Le sue vie non sono le nostre vie: il corpo come mezzo di per giungere alla vita eterna
«Non avete letto questa Scrittura: “La pietra che i costruttori hanno scartato è diventata la pietra d’angolo; questo è stato fatto dal Signore ed è una meraviglia ai nostri occhi”?». (Dalla liturgia).
Se chiedessimo ad un certo numero di persone quale è il beneficio maggiore ricevuto dal paralitico del brano di vangelo che abbiamo appena ascoltato, possiamo essere sicuri che la quasi totalità direbbe che è stata la guarigione fisica. Dalla lettura del brano però Gesù sembra non pensarla così.
La prima cosa che fa, quando vede il paralitico, è dire: «ti sono rimessi i tuoi peccati». Gesù ha operato la guarigione fisica solo dopo, e specifica che è stata operata per dimostrare che Egli ha il potere di rimettere i peccati.
Non è la guarigione fisica il primo pensiero di Gesù. Egli ritiene la liberazione del peccato la cosa più importante. La paralisi del corpo impedisce il normale svolgersi della vita, interrompe o indebolisce i rapporti tra gli arti e il cervello, ma il peccato è qualcosa di peggio, che paralizza la vita dello spirito, che interrompe, o indebolisce, il rapporto con Dio. La paralisi del corpo esclude da una completa fruizione della vita di questo mondo, il peccato, come ci dice la prima lettura, può escluderci dalla vita eterna.

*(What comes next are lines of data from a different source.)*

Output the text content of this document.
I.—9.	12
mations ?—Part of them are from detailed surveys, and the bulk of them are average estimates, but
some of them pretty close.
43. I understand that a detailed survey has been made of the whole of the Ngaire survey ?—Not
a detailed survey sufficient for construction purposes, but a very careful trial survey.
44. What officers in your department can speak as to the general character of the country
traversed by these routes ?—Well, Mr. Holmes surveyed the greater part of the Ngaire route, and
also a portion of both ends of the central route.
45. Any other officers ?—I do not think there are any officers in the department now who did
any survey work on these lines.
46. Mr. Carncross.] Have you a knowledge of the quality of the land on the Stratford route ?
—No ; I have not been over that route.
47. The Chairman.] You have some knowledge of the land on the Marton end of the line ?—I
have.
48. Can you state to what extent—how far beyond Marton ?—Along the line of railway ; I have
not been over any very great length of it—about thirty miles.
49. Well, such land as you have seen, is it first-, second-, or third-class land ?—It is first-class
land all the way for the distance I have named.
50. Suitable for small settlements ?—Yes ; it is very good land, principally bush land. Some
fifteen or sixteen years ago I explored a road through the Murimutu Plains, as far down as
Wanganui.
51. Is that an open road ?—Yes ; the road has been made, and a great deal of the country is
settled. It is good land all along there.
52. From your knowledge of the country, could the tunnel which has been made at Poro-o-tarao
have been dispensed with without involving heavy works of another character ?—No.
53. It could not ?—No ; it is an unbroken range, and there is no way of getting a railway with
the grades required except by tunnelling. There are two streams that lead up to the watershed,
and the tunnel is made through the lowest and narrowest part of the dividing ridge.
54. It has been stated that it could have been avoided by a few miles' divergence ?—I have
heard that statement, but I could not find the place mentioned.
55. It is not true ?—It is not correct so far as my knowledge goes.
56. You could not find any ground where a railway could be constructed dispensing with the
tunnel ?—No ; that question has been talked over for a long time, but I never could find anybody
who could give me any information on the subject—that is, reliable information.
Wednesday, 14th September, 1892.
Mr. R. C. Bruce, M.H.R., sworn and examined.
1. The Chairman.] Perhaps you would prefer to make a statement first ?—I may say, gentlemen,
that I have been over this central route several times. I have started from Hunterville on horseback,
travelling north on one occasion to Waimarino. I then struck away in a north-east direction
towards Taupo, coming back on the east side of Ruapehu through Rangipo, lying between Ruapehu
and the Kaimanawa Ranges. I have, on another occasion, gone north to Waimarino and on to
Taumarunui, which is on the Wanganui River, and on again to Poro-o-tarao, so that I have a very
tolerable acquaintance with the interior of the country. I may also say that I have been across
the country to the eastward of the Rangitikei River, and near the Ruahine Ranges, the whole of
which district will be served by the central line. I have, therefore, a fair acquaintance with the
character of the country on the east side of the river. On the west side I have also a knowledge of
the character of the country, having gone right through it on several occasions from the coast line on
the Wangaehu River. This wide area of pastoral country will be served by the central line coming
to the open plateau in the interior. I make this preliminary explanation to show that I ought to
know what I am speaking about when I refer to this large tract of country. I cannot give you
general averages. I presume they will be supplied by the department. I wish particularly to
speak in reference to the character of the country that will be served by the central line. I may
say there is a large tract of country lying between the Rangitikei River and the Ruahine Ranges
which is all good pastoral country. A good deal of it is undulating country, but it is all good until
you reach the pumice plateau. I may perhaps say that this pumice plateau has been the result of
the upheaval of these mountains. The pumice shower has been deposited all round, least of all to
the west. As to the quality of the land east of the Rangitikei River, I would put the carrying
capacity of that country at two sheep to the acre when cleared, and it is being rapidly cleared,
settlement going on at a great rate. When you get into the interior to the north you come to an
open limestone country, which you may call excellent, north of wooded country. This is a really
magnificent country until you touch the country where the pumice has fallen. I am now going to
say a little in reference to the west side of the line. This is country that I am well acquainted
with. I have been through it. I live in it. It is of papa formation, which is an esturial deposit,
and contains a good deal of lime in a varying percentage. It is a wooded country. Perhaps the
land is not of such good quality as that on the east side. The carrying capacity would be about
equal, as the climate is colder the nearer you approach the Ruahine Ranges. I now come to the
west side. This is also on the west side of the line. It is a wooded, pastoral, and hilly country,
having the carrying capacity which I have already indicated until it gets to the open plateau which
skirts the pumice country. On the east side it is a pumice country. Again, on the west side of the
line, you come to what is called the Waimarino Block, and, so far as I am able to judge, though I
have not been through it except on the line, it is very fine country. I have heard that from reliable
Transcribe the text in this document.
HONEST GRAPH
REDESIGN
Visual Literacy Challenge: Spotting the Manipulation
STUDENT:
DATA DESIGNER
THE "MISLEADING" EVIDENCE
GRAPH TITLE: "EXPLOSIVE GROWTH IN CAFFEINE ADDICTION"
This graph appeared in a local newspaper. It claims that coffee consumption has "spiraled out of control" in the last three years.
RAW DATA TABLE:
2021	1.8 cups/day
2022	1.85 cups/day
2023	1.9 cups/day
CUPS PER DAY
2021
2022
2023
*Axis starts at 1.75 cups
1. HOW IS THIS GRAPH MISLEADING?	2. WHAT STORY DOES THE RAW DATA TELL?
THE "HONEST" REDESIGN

Oggi generalmente non si pensa che il peccato faccia male. Quando si dice che oggi si è perso il senso del peccato, si intende dire che abitualmente non pensiamo che non osservare gli insegnamenti che Dio ci ha dato sia qualcosa di negativo. Siamo abituati a pensare che il peccato non abbia conseguenze: «ognuno è libero di fare quello che vuole», si pensa generalmente. L’unico limite alla mia libertà è il rispetto della libertà altrui, ma una volta che non ledo i diritti degli altri, posso fare quello che voglio.
Non è così: il peccato fa male, e può uccidere. Non il corpo ma l’anima. Il peccato lieve (veniale) indebolisce la grazia di Dio in noi, il peccato grave (mortale) la uccide addirittura. E noi lo dobbiamo temere più di ogni altra cosa, perché non dobbiamo temere coloro che uccidono il corpo, ma colui che può far perire il corpo e l’anima (Mt 10,28).
Il Signore opera raramente una guarigione fisica, succede ma è raro. Egli invece ci guarisce dal peccato ogni volta che, pentiti e disposti a cambiare, glielo chiediamo. Anzi, ha istituito un rimedio semplice, facilmente fruibile per guarirci da quella malattia dell’anima che è il peccato: il sacramento della confessione. E per questo è opportuno farne uso, farne un uso serio e frequente.
Oggi in pochi si confessano, ancora meno sono coloro che si confessano bene. È una conseguenza della perdita del senso del peccato. Non crediamo di avere nulla da rimproverarci davanti a Dio. Ma questo non ci rende più liberi, più sereni. Anzi.
In modo direttamente proporzionale alla perdita del senso del peccato aumenta il senso di colpa. Senso del peccato e senso di colpa sono due cose diverse: il primo è la consapevolezza di avere mancato alla legge di Dio (ho bestemmiato, ho perso Messa alla domenica, ho mancato contro la purezza…), l’altro è il senso di insoddisfazione generico e inconcludente che nasce da un senso di inadeguatezza (non sono una buona madre, sono una cattiva persona…).
Il senso del peccato è positivo, ci aiuta a chiedere perdono, a migliorarci, a guarire. Il senso di colpa è negativo: ci rende ansiosi e insicuri. Quando in una persona viene meno il senso del peccato, ecco che generalmente aumenta il senso di colpa.
Perdere il senso del peccato non solo mette in pericolo la vita eterna, facendoci vivere abitualmente in peccato mortale, ma rovina la nostra esistenza terrena, rendendoci schiavi di inutili e distruttivi sensi di colpa.